Show that $x^2+x+4$ is irreducible over $\mathbb Z_{11}$.

Question

Show that $x^2+x+4$ is irreducible over $\mathbb Z_{11}$.

The problem can be solved by putting every element from $\mathbb{Z}_{11}$ and checking if there is any root.

$0^2 + 0 + 4 = 4 \\ 1^2 + 1 + 4 = 6 \\ 2^2 + 2 + 4 = 10 \\ 3^2 + 3 + 4 = 5 \\ 4^2 + 4 + 4 = 2 \\ 5^2 + 5 + 4 = 1 \\ 6^2 + 6 + 4 = 2 \\ 7^2 + 7 + 4 = 5 \\ 8^2 + 8 + 4 = 10 \\ 9^2 + 9 + 4 = 6 \\ 10^2 + 10 + 4 = 4 $

But this process is very long one. I am seeking a short method by which I can solve such problem.

Now suppose that it is reducible, then the factors should be linear. So how can we solve the problem based on this kind of observation? Any help will be great. Thanks.

Answer 1

By completing the square we get $$x^2+x+4=(x+6)^2+1.$$ So the original question reduces to the question if $-1$ is a square in $\mathbb Z_{11}$. This question can be answered with no using the first supplement for the law of quadratic reciprocity since $11 \equiv 3 \pmod 4$.

Answer 2

As we can use the formula for the roots of a quadratic over any field with characteristic $\;\neq2\;$, calculating this quadratic's discriminant we get

$$\Delta=1-4\cdot4=-15=-4=7\pmod{11}$$

and now check the squares modulo $\;11\;$ :

$$0^2=0\;,\;\;1^2=1\;,\;\;2^2=4\;,\;\;3^2=9\;,\;\;4^2=5\;,\;\;5^2=3\;,\;\;6^2=3$$

and that is enough (why?), and thus there exists no $\;x\in\Bbb F_{11}\;$ with $\;x^2=7\;$ so the quadratic has no roots in $\;\Bbb F_{11}\;$ and is thus irreducible.
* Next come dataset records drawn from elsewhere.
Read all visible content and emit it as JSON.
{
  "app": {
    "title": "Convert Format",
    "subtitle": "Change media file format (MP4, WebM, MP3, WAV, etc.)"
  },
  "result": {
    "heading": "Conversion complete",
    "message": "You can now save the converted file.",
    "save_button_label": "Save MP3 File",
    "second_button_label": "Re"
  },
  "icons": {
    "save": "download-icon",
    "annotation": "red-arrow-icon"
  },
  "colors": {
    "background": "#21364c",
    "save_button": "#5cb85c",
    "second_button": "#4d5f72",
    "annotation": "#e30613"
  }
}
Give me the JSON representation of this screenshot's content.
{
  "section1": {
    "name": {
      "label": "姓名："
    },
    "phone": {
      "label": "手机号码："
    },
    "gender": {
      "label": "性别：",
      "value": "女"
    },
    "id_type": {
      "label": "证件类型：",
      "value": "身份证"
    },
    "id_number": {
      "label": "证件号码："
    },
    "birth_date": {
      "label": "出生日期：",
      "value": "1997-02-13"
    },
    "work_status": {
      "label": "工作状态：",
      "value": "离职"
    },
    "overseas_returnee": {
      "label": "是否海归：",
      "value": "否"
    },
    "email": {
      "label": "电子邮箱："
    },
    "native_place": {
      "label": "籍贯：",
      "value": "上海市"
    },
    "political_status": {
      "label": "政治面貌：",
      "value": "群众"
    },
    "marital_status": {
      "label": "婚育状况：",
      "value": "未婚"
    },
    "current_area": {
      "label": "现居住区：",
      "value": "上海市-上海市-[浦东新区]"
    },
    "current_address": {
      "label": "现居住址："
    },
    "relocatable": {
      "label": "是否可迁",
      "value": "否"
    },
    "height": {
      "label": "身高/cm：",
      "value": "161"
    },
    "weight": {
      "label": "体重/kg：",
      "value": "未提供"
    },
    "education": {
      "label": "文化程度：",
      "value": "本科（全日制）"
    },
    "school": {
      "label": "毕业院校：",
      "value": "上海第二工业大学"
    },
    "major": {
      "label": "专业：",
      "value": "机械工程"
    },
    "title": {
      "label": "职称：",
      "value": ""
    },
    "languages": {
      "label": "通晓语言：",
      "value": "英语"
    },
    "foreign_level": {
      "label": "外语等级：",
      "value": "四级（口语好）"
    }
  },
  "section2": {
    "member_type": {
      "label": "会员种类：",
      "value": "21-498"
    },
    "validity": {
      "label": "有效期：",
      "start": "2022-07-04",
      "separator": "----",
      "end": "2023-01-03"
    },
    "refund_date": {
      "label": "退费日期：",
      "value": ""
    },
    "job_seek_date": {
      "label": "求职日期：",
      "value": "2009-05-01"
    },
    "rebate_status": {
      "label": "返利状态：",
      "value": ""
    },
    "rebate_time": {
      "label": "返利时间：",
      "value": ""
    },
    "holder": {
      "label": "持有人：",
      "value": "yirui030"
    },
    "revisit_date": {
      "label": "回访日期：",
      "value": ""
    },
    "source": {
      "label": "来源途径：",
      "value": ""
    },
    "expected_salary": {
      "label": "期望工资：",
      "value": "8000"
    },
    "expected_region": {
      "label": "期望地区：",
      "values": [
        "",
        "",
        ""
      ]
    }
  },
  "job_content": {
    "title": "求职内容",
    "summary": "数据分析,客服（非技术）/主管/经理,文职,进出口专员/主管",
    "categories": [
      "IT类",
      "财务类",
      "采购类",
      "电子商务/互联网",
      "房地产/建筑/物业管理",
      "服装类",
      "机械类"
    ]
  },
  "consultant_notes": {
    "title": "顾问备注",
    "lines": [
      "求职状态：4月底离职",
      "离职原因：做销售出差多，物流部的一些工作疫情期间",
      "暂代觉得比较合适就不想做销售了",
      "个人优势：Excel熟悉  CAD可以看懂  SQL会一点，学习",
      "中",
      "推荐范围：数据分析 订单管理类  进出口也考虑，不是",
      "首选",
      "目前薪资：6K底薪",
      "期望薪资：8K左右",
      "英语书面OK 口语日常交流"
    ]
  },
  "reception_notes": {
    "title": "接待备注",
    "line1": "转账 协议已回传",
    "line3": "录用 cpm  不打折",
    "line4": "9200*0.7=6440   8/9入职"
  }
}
We could, of course, also use quadratic reciprocity instead of calculating the squares modulo $\;11\;$ (this is highly advisable for big primes) :

$$\left(\frac7{11}\right)\stackrel{Q.R}=-\left(\frac47\right)=-1$$

Answer 3

${\rm mod}\ 11\!:\,\ 0\equiv x^2\!+\!x\!+\!4\equiv x^2\!+\!12x\!+\!4\equiv (x\!+\!6)^2\!+1\,\Rightarrow\,(x\!+\!6)^2\equiv -1.$

But $\,-1\,$ is not a square, else by little Fermat: $\left[ a^2\equiv -1\right]^5\Rightarrow\, 1\equiv -1.$

Remark $ $ We implicitly applied Euler's Criterion to show $-1$ is not a square $\!\bmod 11.\,$ More generally we can use Legendre or Jacobi symbols or the generalized Euler Criterion.